A building’s energy load can currently be measured in four separate categories: envelope, lighting, mechanical systems, and hot water systems. Envelope determines how well a building holds its heat in winter or how badly it loses it’s cool in summer. Lighting dictates how efficient bulbs and fixtures can be in a building, mandating specific lumen outputs for a given amount of wattage. Mechanical determines minimum energy efficiency ratios (EERs and SEERs) that air conditioning equipment must comply with. Hot water systems are far more basic and largely hinge on insulation provided for hot water pipes and tanks. Together all four make up a complete Energy Analysis which is required to be completed in full to permit a new building.
While being green is in fashion, much of what the industry used to consider optional is fast becoming mandatory. Glass buildings under the 2014 New York City Energy Conservation Codes are required to perform costly energy modeling on all building systems now if their fenestration area exceeds 40% clear glass.
Each update of the Code makes it harder and harder to find a packaged through-wall air conditioning unit that actually complies with its mandated SEER / EER ratio and increasingly encourages robust split AC systems that are far more costly. With the city currently placing maximum focus on building energy loads with an eye towards cutting emissions by 80% by 2050, it gets more and more difficult to get buildings to pass the energy code particularly as it relates to the building envelope.

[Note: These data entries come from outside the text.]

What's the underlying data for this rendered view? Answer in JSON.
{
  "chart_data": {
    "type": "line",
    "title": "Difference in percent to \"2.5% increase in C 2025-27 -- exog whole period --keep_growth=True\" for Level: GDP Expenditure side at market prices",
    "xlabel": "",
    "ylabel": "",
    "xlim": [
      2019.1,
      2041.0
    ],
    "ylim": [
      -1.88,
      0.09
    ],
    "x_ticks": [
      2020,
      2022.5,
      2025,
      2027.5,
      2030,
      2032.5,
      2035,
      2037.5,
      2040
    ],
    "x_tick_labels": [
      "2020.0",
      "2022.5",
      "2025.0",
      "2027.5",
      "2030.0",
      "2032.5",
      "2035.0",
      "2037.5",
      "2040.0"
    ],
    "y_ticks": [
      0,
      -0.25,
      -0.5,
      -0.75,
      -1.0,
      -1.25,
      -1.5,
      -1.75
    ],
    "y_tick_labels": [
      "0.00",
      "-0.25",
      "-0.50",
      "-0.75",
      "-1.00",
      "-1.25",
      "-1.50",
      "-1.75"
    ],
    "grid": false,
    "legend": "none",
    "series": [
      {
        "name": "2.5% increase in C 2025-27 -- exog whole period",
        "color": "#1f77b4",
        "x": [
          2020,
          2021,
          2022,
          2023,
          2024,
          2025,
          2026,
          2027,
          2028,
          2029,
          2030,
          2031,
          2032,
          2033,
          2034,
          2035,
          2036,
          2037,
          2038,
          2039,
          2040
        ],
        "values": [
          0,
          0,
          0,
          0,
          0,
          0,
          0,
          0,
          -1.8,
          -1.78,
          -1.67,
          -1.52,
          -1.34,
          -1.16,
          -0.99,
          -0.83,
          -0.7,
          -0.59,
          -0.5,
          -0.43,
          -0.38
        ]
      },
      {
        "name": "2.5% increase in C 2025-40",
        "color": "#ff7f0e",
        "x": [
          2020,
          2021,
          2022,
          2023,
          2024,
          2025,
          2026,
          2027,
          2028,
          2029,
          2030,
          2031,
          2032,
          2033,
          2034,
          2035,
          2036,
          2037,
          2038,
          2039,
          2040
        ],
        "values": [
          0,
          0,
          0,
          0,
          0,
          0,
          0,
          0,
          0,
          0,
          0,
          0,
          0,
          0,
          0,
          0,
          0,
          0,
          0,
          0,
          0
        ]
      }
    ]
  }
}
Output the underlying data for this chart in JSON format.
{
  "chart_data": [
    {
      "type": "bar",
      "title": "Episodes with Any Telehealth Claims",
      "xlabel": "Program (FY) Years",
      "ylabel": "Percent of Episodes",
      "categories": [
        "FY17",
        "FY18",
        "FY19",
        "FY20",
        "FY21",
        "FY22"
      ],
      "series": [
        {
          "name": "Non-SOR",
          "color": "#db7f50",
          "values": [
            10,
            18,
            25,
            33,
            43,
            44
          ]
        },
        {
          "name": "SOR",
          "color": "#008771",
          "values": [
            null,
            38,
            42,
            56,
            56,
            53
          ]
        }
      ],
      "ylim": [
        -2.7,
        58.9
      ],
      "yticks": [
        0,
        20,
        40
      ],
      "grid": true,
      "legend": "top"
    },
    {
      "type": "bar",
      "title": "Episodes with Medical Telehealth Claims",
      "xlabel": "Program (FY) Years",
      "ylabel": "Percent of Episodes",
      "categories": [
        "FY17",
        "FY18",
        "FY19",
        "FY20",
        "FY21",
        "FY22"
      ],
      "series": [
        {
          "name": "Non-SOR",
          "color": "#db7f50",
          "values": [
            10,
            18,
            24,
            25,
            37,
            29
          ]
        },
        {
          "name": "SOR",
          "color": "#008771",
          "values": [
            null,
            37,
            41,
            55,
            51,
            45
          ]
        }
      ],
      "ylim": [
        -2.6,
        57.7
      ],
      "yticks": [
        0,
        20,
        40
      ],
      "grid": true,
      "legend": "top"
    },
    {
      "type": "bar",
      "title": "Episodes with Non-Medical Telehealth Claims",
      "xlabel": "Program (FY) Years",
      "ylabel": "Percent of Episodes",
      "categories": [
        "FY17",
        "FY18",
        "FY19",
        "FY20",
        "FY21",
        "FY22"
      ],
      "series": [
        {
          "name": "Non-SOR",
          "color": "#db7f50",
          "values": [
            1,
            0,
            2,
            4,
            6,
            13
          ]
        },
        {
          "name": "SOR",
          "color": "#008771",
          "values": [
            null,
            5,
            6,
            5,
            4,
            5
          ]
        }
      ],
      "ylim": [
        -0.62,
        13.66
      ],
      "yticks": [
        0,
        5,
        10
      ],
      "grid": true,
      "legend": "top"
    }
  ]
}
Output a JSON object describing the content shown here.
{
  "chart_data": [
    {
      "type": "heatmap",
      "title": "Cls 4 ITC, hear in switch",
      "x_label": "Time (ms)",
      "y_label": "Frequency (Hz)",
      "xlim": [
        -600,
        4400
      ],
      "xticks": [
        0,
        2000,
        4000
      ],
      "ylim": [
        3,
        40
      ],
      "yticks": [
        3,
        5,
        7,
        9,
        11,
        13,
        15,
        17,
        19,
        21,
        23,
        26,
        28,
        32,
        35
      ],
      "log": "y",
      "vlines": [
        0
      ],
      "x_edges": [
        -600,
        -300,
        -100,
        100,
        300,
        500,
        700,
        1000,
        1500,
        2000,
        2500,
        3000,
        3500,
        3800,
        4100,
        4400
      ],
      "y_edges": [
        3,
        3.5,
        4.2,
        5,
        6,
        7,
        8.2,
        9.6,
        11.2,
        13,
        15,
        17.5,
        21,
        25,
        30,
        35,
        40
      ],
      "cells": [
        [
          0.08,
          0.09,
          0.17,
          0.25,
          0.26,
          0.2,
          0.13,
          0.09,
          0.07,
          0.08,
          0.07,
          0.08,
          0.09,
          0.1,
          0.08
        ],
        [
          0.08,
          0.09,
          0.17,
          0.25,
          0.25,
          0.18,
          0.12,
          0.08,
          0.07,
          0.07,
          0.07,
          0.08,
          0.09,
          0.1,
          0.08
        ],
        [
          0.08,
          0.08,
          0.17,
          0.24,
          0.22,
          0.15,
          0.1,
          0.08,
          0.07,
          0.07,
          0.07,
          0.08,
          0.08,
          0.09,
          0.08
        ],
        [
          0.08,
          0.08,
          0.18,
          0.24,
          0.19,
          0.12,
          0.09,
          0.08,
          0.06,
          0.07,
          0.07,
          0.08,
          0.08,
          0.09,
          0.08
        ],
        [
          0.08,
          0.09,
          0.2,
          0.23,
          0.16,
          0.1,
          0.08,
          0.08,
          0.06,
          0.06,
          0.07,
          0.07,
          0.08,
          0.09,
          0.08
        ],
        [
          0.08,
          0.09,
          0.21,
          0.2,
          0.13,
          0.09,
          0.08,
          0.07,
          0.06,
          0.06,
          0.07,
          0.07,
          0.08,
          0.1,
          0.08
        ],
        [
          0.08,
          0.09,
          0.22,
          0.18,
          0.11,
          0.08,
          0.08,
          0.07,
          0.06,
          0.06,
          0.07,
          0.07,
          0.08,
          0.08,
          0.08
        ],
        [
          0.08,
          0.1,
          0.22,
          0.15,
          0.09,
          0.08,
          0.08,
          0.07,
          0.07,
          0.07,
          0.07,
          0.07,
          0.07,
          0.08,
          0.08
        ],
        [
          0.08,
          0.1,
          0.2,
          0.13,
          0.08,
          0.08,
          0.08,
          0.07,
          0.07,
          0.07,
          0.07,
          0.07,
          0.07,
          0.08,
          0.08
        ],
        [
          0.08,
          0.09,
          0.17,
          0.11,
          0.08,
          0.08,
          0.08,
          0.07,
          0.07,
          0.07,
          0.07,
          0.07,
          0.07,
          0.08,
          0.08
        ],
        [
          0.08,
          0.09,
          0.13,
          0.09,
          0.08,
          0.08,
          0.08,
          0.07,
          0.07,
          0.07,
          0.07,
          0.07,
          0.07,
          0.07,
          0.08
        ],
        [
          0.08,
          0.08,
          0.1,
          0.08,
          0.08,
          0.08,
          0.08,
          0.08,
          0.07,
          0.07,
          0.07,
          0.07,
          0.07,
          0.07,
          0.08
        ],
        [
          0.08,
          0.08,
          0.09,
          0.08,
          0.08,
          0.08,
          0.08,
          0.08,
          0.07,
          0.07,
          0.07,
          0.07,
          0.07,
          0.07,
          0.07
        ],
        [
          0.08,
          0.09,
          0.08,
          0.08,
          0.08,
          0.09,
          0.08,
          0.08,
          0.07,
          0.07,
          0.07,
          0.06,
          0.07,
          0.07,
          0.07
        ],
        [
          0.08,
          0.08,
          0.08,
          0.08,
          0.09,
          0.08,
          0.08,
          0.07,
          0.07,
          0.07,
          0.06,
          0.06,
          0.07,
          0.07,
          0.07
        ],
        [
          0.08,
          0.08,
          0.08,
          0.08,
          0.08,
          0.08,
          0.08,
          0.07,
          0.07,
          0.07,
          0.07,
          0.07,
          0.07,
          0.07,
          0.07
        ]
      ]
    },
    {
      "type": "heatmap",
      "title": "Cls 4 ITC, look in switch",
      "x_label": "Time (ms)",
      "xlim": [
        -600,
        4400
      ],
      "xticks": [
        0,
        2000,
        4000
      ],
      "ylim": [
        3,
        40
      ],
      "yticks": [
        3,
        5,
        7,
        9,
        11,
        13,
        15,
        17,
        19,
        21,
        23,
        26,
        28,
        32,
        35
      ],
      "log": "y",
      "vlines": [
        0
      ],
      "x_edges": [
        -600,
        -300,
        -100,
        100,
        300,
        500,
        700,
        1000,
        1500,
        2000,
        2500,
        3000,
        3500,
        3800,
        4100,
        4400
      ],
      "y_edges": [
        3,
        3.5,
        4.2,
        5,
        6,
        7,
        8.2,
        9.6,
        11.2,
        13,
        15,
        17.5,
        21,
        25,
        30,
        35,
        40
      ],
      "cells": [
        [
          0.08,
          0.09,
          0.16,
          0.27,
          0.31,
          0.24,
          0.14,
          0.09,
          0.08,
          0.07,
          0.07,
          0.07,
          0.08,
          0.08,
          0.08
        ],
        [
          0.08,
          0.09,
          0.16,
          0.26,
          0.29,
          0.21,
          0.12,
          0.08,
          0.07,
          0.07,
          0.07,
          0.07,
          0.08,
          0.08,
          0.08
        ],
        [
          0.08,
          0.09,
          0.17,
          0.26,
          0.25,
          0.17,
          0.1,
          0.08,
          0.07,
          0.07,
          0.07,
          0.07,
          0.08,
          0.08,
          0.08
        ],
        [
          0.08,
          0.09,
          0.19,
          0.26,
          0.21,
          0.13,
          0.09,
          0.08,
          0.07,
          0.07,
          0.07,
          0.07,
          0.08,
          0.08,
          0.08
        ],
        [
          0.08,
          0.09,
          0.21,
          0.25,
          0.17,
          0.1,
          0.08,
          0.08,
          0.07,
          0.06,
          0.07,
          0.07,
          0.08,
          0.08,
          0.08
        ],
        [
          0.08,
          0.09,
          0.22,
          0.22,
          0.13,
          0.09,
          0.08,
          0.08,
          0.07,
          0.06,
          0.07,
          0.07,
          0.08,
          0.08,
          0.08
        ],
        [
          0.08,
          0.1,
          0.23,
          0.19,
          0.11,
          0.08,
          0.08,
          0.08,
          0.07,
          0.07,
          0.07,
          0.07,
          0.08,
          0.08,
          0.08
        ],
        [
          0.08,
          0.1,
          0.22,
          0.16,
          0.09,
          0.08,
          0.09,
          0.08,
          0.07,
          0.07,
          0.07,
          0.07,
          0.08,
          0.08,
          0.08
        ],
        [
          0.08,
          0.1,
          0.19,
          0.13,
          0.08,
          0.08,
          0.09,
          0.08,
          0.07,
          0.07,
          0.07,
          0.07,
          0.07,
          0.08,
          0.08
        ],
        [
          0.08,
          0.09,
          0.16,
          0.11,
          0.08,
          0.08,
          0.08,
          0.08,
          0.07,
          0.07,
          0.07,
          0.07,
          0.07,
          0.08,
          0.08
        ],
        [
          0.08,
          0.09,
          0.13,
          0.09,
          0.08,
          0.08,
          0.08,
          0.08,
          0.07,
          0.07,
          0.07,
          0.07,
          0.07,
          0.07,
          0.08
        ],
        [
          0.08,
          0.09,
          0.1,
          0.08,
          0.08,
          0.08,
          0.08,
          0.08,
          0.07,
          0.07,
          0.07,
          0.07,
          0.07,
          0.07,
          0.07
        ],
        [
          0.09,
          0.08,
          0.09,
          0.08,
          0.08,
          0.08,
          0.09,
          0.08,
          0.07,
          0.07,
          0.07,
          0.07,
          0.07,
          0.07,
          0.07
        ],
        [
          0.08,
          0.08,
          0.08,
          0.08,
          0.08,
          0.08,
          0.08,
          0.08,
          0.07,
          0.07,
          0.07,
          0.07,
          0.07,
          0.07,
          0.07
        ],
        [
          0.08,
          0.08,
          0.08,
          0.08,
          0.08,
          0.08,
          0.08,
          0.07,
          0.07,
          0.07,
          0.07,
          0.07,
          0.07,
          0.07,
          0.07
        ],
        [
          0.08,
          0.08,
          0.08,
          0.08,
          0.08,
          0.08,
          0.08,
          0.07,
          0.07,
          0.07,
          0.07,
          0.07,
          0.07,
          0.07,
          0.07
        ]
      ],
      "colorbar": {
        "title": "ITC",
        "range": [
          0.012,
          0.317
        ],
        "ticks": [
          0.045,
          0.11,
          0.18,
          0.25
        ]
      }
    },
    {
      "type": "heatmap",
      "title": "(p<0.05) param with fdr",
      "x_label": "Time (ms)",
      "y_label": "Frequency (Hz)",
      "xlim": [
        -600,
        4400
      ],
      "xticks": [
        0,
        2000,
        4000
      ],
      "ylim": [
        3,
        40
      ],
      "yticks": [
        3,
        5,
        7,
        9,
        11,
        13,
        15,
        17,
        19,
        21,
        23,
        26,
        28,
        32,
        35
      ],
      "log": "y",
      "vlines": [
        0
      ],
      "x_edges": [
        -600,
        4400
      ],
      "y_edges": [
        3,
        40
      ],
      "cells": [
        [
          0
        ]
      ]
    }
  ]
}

Energy savings always begin with a building’s skin and orientation towards the sun. Put a lot of glass on the south façade for example, and your mechanical engineer will soon be working overtime to design an AC system capable of removing the heat generated as the sun’s rays hit the interior. For the economic architect, punched windows in heavy masonry facades featuring continuous “blue foam” insulation is now typical and EIFS, where the insulating foam is affixed to the outside of the building and covered in fake acrylic stucco, will be more in vogue than ever.
Those with money to burn may increasingly look towards heavy fitting of glass, expensive double façade systems, and advancements in Aerogel and Vacuum Insulated Panels (VIPs) for their energy saving needs.
The costs of a building will be increasingly effected by the need to minimize energy load and the earlier architects engage engineers and ownership to come up with solutions, the better. Energy can no longer be an afterthought. Designers and developers in NYC who place energy on the backburner of priorities now do so at their own peril.